Phase 15-R Terraform handles step 1 (unseal via KMS auto-unseal) and step 2 (enable Kubernetes auth method) declaratively. The chapter documents both for the reader who runs this manually on a kind cluster with dev-mode Vault:

# STEP 1: Unseal (production: automatic via KMS; dev-mode: already unsealed)
kubectl -n vault exec vault-0 -- vault status
#   Sealed=false → step 1 done

# STEP 2: Initialize Kubernetes auth method (idempotent; Phase 15-R did it)
kubectl -n vault exec -i vault-0 -- sh -c '
  export VAULT_TOKEN=<root or admin>
  vault auth enable kubernetes 2>/dev/null || true
  vault write auth/kubernetes/config \
    kubernetes_host="https://kubernetes.default.svc:443" \
    disable_iss_validation=true
'
# disable_iss_validation: TokenRequestProjection issues tokens with
# multiple audiences; Vault validates against the cluster's API server
# CA, not the token's "iss" field. This is the documented setting for
# K8s ≥ 1.21.

# STEP 3: Write the admin policy + bind to platform identity
kubectl cp examples/bookstore-platform/vault/policies/bookstore-platform-admin.hcl \
  vault/vault-0:/tmp/admin.hcl
kubectl -n vault exec vault-0 -- vault policy write \
  bookstore-platform-admin /tmp/admin.hcl
#  After this, an admin token (held by Terraform / the Composition) can
#  create per-tenant policies + roles WITHOUT being root.

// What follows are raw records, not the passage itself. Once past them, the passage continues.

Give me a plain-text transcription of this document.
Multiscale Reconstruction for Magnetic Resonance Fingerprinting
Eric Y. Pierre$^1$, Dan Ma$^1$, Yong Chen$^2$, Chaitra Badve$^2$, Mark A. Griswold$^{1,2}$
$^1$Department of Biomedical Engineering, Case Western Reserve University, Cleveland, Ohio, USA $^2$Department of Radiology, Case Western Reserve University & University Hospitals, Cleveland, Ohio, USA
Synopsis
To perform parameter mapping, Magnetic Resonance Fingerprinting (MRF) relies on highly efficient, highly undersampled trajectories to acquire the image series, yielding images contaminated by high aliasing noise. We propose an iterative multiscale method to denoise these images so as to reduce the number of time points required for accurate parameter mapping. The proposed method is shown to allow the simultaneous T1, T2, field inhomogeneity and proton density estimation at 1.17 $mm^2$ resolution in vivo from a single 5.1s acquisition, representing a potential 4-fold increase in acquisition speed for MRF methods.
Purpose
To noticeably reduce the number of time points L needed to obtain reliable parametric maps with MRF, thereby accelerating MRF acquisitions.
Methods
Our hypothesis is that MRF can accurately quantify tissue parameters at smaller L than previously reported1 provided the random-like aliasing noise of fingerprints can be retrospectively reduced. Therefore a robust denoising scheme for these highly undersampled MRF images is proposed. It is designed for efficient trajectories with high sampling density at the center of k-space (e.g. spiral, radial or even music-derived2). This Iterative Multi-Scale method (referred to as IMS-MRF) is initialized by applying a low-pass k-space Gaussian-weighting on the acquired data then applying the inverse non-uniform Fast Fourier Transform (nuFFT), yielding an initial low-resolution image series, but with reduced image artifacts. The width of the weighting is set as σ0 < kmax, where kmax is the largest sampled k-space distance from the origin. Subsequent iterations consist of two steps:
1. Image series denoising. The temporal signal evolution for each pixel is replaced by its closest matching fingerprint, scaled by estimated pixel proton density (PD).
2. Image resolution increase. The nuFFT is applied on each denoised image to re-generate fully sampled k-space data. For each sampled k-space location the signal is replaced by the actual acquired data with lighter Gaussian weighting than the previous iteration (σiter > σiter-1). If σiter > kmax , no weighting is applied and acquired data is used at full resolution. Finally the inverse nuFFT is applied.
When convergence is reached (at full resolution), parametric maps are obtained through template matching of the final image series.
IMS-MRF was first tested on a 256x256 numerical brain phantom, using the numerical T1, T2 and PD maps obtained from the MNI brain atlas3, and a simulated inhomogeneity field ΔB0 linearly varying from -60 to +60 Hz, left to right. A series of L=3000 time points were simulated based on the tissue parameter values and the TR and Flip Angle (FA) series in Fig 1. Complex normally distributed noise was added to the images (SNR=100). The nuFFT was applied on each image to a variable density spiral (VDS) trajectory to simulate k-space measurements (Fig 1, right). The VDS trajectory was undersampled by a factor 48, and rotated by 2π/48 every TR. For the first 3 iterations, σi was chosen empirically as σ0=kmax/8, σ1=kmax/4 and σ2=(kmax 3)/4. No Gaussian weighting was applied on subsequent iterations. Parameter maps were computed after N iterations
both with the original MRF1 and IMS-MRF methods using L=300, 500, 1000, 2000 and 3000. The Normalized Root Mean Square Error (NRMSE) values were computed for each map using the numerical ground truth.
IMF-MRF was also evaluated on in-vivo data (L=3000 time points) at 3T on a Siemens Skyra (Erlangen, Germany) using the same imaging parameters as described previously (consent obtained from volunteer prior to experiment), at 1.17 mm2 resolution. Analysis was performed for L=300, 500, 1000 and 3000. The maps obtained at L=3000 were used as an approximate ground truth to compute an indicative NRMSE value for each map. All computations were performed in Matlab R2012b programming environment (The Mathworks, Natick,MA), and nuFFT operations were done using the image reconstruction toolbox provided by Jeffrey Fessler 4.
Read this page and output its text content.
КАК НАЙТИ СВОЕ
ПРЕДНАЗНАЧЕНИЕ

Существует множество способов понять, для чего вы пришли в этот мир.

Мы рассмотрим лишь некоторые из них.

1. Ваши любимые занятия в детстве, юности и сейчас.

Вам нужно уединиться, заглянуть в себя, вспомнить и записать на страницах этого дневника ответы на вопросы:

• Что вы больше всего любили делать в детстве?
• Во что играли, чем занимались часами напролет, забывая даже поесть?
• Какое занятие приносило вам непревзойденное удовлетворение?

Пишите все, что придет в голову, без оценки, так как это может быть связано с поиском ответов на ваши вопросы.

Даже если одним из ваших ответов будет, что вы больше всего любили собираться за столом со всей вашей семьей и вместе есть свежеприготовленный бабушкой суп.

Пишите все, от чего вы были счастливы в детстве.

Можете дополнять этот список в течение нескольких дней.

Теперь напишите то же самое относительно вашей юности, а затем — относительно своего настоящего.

2. Onboard a tenant manually (the Composition path's manual equivalent)

In production, the BookstoreTenant Crossplane Composition (Part 13 ch.02) does the next four commands declaratively via the Vault Terraform provider. The manual path here is the same operations:

TENANT=acme-books

# Per-tenant policy (read-only, scoped to this tenant's KV path)
sed "s/<TENANT>/${TENANT}/g" \
  examples/bookstore-platform/vault/policies/bookstore-platform-app.hcl \
  > /tmp/app-${TENANT}.hcl
kubectl cp /tmp/app-${TENANT}.hcl vault/vault-0:/tmp/app.hcl
kubectl -n vault exec vault-0 -- vault policy write \
  bookstore-platform-app-${TENANT} /tmp/app.hcl

# Per-tenant Kubernetes auth role (binds the tenant SA to the policy)
kubectl -n vault exec vault-0 -- vault write \
  auth/kubernetes/role/bookstore-platform-${TENANT} \
  bound_service_account_names=bookstore-platform-eso \
  bound_service_account_namespaces=bookstore-platform-${TENANT} \
  policies=bookstore-platform-app-${TENANT} \
  ttl=15m max_ttl=1h \
  audience=https://vault.bookstore-platform.example.com

# Per-tenant KV path with a sample DB-password Secret (static; the
# dynamic-creds case follows in step 5)
kubectl -n vault exec vault-0 -- vault kv put \
  secret/bookstore-platform/${TENANT}/catalog/db-password \
  username=catalog \
  password="$(openssl rand -base64 32)" \
  dbname=bookstore_catalog

# Verify (admin scope)
kubectl -n vault exec vault-0 -- vault kv get \
  secret/bookstore-platform/${TENANT}/catalog/db-password

3. Apply the ClusterSecretStore and the ExternalSecret

# The ClusterSecretStore (cluster-scoped, references the SA in the
# tenant ns)
kubectl apply -f examples/bookstore-platform/vault/cluster-secret-store.yaml
kubectl get clustersecretstore vault-bookstore-platform \
  -o jsonpath='{.status.conditions[*].type}={.status.conditions[*].status}{"\n"}'
#   Ready=True (ESO authenticated to Vault, validated CA)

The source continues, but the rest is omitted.